Happy Father’s Day Daddy,
I cannot recall too much of what life was like with you when I was a little girl because you were always working so hard to take care of us. You had a Monday through Friday job that you worked and then another part time one that ran on the weekends. You always crabbed about the first job but seemed to enjoy the second one – I think. I can’t recall what I made for you or gave you for Father’s Day back then either but I am sure it was something typical that little kids made in elementary school for their fathers.
I recall us getting into an argument about who was going to get the last bit of lemonade that was in the pitcher and how I was more afraid of you spanking me than anything mom could dish out for punishment. But I recall you eating the really weird cupcake I made in my Easy Bake Oven and you teaching me how to play pool with this teeny tiny pool set you bought me and the stories you used to tell of your days as a young man shooting pool in the pool hall. You taught me how to play poker although for the life of me as a 10 year old I could never ever master the art of the poker face and you played Hungry Hungry Hippo and Mousetrap with me until both games broke.
It was fun when you took me to the zoo when I was five and you scared me to death making me feed the ducks popcorn from my hand so you could get that one shot (does photography run in our blood perhaps?) You took me fishing with this bamboo pole and cork bobbin and we caught these little bitty fish about the size of a business card but I thought I had done something! Because of you I learned about jazz before I learned about any of the trending music of the time. And you had me worried when you said you and mom found me in a cabbage patch in Ludlow, California under a cabbage leaf. I thought you were nuts until one day when we were driving out west we drove past a sign that said Ludlow exit here. For a hot minute I thought the cabbage patch story was true. I was an impressionable six year old.
As I got older things changed as they were meant to because you became the super protective dad as I entered the teen years. You scared the daylights out of every boy that ever tried to date me and you banned me from wearing makeup because you said “real beauty did not need any face paint”. So like your classic teenage girl I would get the once over look before I left the house and then would make the boy pull over at a gas station while I put on some makeup; reversing the process before I came home. You taught me all about what kinds of drinks there were so that when I went to a party I could tell if someone tried to slip something into my drink. Because of you I only did underage drinking twice and never again. Thanks.
There were moments when you showed up for major events in my life like graduations and moments when we had arguments where you didn’t show up like other graduations. But that all changed when you became a grandfather. Who took my dad and replaced him with this man I thought. You were so in love with your grandson you would just sit at the foot of his bassinet and stare at him sleeping. You adored both of your grandchildren and taught them your weird sense of humor like teaching them to go for the restaurant size cans/jars of anything and try to put them in my shopping cart. You also taught them how to play poker too…and how to cheat at it. How in the world did you get 6 cards in your hand when we were playing five card stud I will never know; you had a great chuckle about it.

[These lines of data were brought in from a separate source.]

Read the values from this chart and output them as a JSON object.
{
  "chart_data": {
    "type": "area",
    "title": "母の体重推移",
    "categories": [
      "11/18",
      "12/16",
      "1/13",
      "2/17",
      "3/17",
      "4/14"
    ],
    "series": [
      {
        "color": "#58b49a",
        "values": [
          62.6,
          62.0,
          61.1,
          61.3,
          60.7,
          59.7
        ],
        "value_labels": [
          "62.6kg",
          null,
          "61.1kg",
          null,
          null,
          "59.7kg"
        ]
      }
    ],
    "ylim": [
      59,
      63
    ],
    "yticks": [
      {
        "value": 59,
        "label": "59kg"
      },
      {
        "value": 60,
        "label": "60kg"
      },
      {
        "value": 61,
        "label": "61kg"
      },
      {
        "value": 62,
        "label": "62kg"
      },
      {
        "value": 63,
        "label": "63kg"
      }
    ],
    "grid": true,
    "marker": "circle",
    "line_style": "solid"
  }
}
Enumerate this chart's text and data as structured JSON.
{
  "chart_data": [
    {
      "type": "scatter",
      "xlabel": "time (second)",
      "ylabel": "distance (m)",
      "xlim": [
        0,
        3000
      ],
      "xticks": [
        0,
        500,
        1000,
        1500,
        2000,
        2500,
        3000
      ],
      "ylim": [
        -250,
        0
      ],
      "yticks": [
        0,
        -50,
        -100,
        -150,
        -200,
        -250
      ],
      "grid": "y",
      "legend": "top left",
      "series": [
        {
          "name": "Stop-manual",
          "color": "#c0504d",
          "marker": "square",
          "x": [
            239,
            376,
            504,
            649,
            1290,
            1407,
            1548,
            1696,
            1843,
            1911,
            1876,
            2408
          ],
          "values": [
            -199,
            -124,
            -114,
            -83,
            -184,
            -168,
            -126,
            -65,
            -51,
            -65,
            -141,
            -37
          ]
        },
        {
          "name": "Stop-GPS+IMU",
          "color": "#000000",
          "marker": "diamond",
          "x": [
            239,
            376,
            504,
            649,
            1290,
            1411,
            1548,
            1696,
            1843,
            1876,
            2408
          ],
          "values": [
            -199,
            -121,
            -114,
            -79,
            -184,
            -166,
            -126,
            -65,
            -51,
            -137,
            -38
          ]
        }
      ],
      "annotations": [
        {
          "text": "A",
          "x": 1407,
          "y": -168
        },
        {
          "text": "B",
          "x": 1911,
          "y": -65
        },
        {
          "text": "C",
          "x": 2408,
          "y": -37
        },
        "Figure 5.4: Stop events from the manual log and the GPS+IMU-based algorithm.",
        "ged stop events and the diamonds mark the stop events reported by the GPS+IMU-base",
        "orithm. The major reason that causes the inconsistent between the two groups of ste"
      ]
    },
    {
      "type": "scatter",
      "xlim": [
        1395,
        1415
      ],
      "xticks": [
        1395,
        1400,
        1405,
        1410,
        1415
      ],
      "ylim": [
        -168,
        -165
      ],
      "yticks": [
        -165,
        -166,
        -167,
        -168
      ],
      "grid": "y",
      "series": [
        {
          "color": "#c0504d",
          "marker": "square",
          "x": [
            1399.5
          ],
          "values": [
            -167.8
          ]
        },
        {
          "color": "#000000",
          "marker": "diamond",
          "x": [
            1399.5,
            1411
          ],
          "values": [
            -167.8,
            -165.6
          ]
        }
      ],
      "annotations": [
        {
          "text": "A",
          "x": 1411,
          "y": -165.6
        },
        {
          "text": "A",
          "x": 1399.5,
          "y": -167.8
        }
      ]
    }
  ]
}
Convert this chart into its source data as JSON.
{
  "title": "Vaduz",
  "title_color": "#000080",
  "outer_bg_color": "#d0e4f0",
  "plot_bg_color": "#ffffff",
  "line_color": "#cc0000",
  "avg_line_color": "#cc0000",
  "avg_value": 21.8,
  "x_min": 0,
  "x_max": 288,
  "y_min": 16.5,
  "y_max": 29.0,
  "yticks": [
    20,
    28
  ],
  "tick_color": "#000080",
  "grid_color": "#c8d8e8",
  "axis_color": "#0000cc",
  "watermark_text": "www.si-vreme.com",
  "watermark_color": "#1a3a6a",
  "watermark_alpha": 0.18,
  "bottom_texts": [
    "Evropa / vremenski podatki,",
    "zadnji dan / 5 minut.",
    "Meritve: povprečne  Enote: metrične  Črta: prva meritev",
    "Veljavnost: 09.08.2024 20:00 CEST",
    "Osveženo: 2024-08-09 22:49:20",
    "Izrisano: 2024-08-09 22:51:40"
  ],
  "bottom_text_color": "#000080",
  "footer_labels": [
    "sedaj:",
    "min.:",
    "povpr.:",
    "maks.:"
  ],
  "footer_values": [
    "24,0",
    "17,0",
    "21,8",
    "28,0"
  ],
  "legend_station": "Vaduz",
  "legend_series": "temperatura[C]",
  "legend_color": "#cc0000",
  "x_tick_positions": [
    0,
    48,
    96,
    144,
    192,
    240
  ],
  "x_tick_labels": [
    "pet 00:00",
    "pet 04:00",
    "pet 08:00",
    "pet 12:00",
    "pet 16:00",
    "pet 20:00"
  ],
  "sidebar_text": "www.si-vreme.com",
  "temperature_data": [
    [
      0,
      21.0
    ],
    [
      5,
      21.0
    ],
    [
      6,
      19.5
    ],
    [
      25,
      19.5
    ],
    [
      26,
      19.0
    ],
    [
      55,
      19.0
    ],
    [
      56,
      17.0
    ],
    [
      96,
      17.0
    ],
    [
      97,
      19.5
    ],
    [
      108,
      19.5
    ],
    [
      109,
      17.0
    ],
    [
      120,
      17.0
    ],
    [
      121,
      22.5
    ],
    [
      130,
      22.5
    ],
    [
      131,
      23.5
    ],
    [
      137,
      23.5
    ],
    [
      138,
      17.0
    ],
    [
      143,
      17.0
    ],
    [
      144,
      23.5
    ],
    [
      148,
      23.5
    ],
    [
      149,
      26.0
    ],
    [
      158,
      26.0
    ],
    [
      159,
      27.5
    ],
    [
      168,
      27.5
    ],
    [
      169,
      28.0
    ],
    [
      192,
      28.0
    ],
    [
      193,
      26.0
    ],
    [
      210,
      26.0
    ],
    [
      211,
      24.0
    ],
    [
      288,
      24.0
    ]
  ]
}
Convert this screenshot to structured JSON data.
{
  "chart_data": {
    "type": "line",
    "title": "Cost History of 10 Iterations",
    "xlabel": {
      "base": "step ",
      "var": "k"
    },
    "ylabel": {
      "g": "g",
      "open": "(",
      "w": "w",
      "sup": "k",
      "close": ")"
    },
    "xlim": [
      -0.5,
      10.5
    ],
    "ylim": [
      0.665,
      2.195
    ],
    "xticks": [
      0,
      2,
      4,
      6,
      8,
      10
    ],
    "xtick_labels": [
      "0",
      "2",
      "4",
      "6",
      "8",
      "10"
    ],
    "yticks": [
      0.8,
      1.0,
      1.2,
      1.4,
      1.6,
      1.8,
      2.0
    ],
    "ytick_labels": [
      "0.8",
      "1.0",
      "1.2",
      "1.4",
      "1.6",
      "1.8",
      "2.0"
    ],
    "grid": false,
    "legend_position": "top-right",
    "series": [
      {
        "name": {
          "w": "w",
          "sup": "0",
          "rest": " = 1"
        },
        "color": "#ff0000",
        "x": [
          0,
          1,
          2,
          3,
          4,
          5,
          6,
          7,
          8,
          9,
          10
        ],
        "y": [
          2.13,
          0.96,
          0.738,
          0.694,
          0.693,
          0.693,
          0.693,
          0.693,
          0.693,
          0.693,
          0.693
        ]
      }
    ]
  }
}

But we all grew older and sadly you grew sicker and had to live out the end of your days in hospitals and the Veterans Home. It was very difficult then on all of us but I tried my best to be a good daughter and take care of you. The kids having reached the age of being teens and 20’s did not come and visit you as much because they were busy with their lives and schools and it had gotten harder on them to see you deteriorate. You were happy when you learned that your grandson had made you a great grandfather. I’m sorry you did not get to see the little guy; you would’ve had that same goofy grin on your face staring at him as you once did staring at his father. I used to bring you Happy Meals to eat because you weren’t able to eat as much then and your room had a collection of the toys in the window. I also made sure I brought back the wildest tee-shirts I could find for you to wear when I went traveling. You had a great time wearing the Virgin shirt I bought you at the Virgin Record Store. The nurses and other ladies at the vets home made all sorts of comments about that shirt but they all knew it came from your daughter who loved you. They even began to look forward to what new shirt I would come up with for you.
I was right there with you when you drew your last breath and they had to practically drag me out of the room because I didn’t want to leave you alone waiting for the funeral home people. Yes, I knew you had already left the building but I still wanted to some how protect you and make sure you were treated properly as I had for so many years when you were sick. The roles had reversed when I became the caregiver to you and I knew it hurt your pride but we muddled through with barely any arguments about it. Well at least far far less arguments than we had when I was a teenager.
I still miss you, daddy, but know you are in a better place watching us and proud of the fact that your grandson has gotten pretty darn good at playing Texas hold em.
Happy Father’s Day with love,
(This is the last picture taken of us together before he passed. I was taking him out to the VFW picnic for his favorite things – a burger and a beer!)